When multiple factors occur that call for adjusting seeding rates, continually increasing the rate for each issue will not result in the desired outcome. The maximum seeding rate that Shroyer suggests under all conditions requiring increased seeding is 120 pounds per acre.
Shroyer also believes that planting with certified seed can reduce some of the risk of seed size variety this year as certified seed will have any smaller seeds removed.
Daryl Strouts, President of the Kansas Wheat Alliance believes that seed uniformity and cleaned seed is more important than seed size. He suggests farmers look at seed test weight as it is a good indicator of quality.
"By planting a certified seed variety a producer can have confidence that seed will be more uniform as it has been cleaned and smaller seeds will not be present. If using bin-run seed it is very important that the seed has been cleaned or it can lead to a lower quality stand establishment," Strouts said.
In order to calculate the most accurate and specific rates producers can consult the Kansas Crop Planting guide available on the Kansas State University extension agronomy website.
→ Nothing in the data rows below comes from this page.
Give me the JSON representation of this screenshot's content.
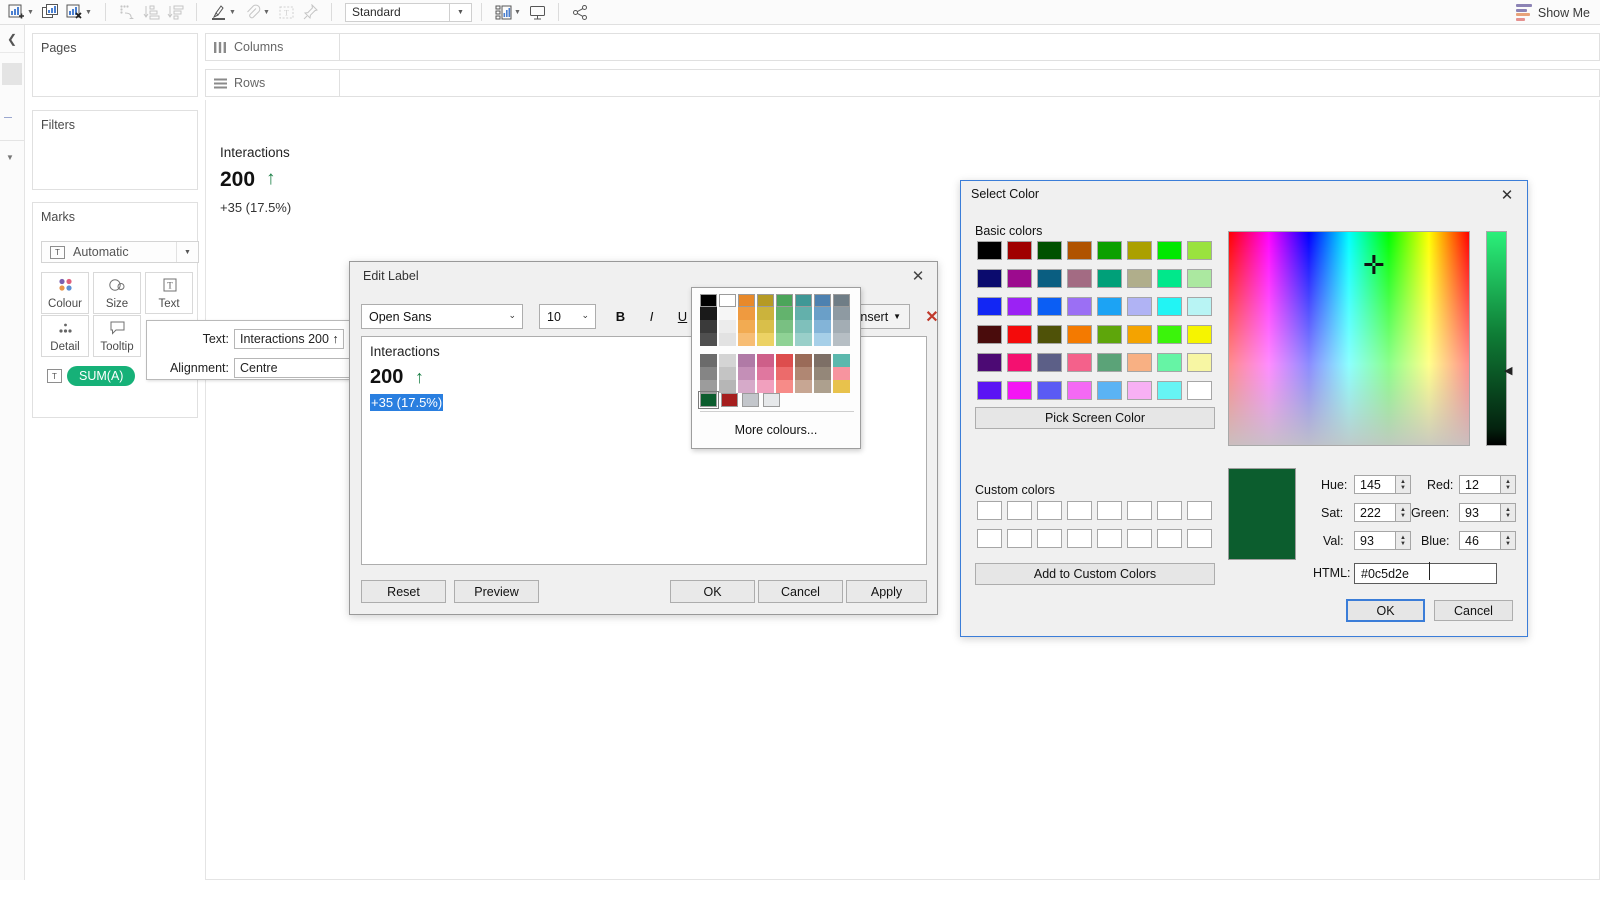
{
  "toolbar": {
    "buttons": [
      {
        "name": "new-worksheet-icon",
        "glyph": "bar-plus",
        "caret": true,
        "dim": false
      },
      {
        "name": "duplicate-sheet-icon",
        "glyph": "bar-dup",
        "caret": false,
        "dim": false
      },
      {
        "name": "clear-sheet-icon",
        "glyph": "bar-x",
        "caret": true,
        "dim": false
      },
      {
        "name": "swap-rows-columns-icon",
        "glyph": "swap",
        "caret": false,
        "dim": true
      },
      {
        "name": "sort-ascending-icon",
        "glyph": "sort-asc",
        "caret": false,
        "dim": true
      },
      {
        "name": "sort-descending-icon",
        "glyph": "sort-desc",
        "caret": false,
        "dim": true
      },
      {
        "name": "highlight-icon",
        "glyph": "pen",
        "caret": true,
        "dim": false
      },
      {
        "name": "annotate-icon",
        "glyph": "clip",
        "caret": true,
        "dim": false
      },
      {
        "name": "text-mark-icon",
        "glyph": "textbox",
        "caret": false,
        "dim": true
      },
      {
        "name": "fix-axis-icon",
        "glyph": "pin",
        "caret": false,
        "dim": true
      }
    ],
    "fit_value": "Standard",
    "right_buttons": [
      {
        "name": "show-hide-cards-icon",
        "glyph": "cards",
        "caret": true
      },
      {
        "name": "presentation-mode-icon",
        "glyph": "present",
        "caret": false
      },
      {
        "name": "share-icon",
        "glyph": "share",
        "caret": false
      }
    ],
    "show_me_label": "Show Me"
  },
  "shelves": {
    "columns_label": "Columns",
    "rows_label": "Rows"
  },
  "cards": {
    "pages_title": "Pages",
    "filters_title": "Filters",
    "marks_title": "Marks",
    "marks_type": "Automatic",
    "mark_buttons": [
      {
        "label": "Colour",
        "icon": "colour-dots-icon"
      },
      {
        "label": "Size",
        "icon": "size-circles-icon"
      },
      {
        "label": "Text",
        "icon": "text-box-icon"
      },
      {
        "label": "Detail",
        "icon": "detail-dots-icon"
      },
      {
        "label": "Tooltip",
        "icon": "tooltip-bubble-icon"
      }
    ],
    "pill_label": "SUM(A)",
    "pill_color": "#16b178"
  },
  "viz_label": {
    "title": "Interactions",
    "value": "200",
    "arrow": "↑",
    "delta": "+35 (17.5%)",
    "arrow_color": "#1a7f45"
  },
  "tooltip_panel": {
    "text_label": "Text:",
    "text_value": "Interactions 200 ↑",
    "alignment_label": "Alignment:",
    "alignment_value": "Centre"
  },
  "edit_label_dialog": {
    "title": "Edit Label",
    "close_glyph": "✕",
    "font_family_value": "Open Sans",
    "font_size_value": "10",
    "bold_label": "B",
    "italic_label": "I",
    "underline_label": "U",
    "current_color": "#0c5d2e",
    "align_left_glyph": "≡",
    "align_center_glyph": "≡",
    "align_right_glyph": "≡",
    "insert_label": "Insert",
    "clear_glyph": "✕",
    "preview": {
      "line1": "Interactions",
      "line2": "200",
      "arrow": "↑",
      "line3": "+35 (17.5%)",
      "selection_color": "#2a7fe0"
    },
    "buttons": {
      "reset": "Reset",
      "preview": "Preview",
      "ok": "OK",
      "cancel": "Cancel",
      "apply": "Apply"
    }
  },
  "color_palette_dropdown": {
    "more_colors_label": "More colours...",
    "rows": [
      [
        "#000000",
        "#ffffff",
        "#e8892a",
        "#b59a24",
        "#4ba55a",
        "#3f9896",
        "#4d81b0",
        "#6f7d86"
      ],
      [
        "#1a1a1a",
        "#f6f6f6",
        "#ef9a3f",
        "#cbb33c",
        "#63b36d",
        "#63b0ab",
        "#6a9fc8",
        "#8e9aa2"
      ],
      [
        "#3a3a3a",
        "#ececec",
        "#f2ab52",
        "#d9bf4a",
        "#79c082",
        "#7fc0bb",
        "#83b4d8",
        "#a3adb4"
      ],
      [
        "#4f4f4f",
        "#e2e2e2",
        "#f7bd74",
        "#ecd264",
        "#8fd295",
        "#99cfc9",
        "#a6cfe8",
        "#b6bec4"
      ],
      [
        "#6b6b6b",
        "#d4d4d4",
        "#b07aa6",
        "#ce5f89",
        "#dd4d4d",
        "#9a6b58",
        "#7d6f66",
        "#5bb8ad"
      ],
      [
        "#858585",
        "#c4c4c4",
        "#c48fb7",
        "#e0779f",
        "#ec6b6b",
        "#b08773",
        "#948779",
        "#f7949f"
      ],
      [
        "#9c9c9c",
        "#b6b6b6",
        "#d6aac9",
        "#f1a0be",
        "#f78b88",
        "#c7a693",
        "#ada08e",
        "#e8c24c"
      ]
    ],
    "recent": [
      "#0c5d2e",
      "#a51e1e",
      "#c3c6cb",
      "#e6e8ea"
    ],
    "selected_recent_index": 0
  },
  "select_color_dialog": {
    "title": "Select Color",
    "close_glyph": "✕",
    "basic_colors_label": "Basic colors",
    "basic_colors": [
      [
        "#000000",
        "#a00000",
        "#005100",
        "#b05300",
        "#0ba000",
        "#aba000",
        "#00e800",
        "#9ae23e"
      ],
      [
        "#0b0b6e",
        "#9c0b8e",
        "#0a5e81",
        "#a36b83",
        "#00a079",
        "#b0ae8b",
        "#00e88b",
        "#abe8a0"
      ],
      [
        "#1226f4",
        "#9b22f4",
        "#0b5ef4",
        "#9b6ff4",
        "#1ca3f4",
        "#b0b3f4",
        "#22f4f4",
        "#b8f4f4"
      ],
      [
        "#4a0c0c",
        "#f40b0b",
        "#4f5208",
        "#f47a00",
        "#5ea60b",
        "#f4a300",
        "#3bf40b",
        "#f6f400"
      ],
      [
        "#4c0a74",
        "#f41070",
        "#5c5f87",
        "#f4618b",
        "#5ba378",
        "#f8b083",
        "#66f4a5",
        "#f7f6a3"
      ],
      [
        "#5b14f4",
        "#f415f4",
        "#5b5bf4",
        "#f469f4",
        "#5bb3f4",
        "#f8b0f4",
        "#66f4f4",
        "#ffffff"
      ]
    ],
    "pick_screen_color_label": "Pick Screen Color",
    "custom_colors_label": "Custom colors",
    "custom_color_slots": 16,
    "add_to_custom_label": "Add to Custom Colors",
    "fields": {
      "hue_label": "Hue:",
      "hue_value": "145",
      "sat_label": "Sat:",
      "sat_value": "222",
      "val_label": "Val:",
      "val_value": "93",
      "red_label": "Red:",
      "red_value": "12",
      "green_label": "Green:",
      "green_value": "93",
      "blue_label": "Blue:",
      "blue_value": "46",
      "html_label": "HTML:",
      "html_value": "#0c5d2e"
    },
    "preview_color": "#0c5d2e",
    "ok_label": "OK",
    "cancel_label": "Cancel"
  }
}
Extension agronomist Shroyer is also available as a resource for any producer in need of assistance deciding on planting rates.
Shroyer recommended several other planting techniques to use in addition to calculating proper seeding rates. Other planting advice includes; using the proper tractor speed, planting at a uniform depth, planting into a firm seedbed, planting during optimum times and ensuring adequate soil fertility.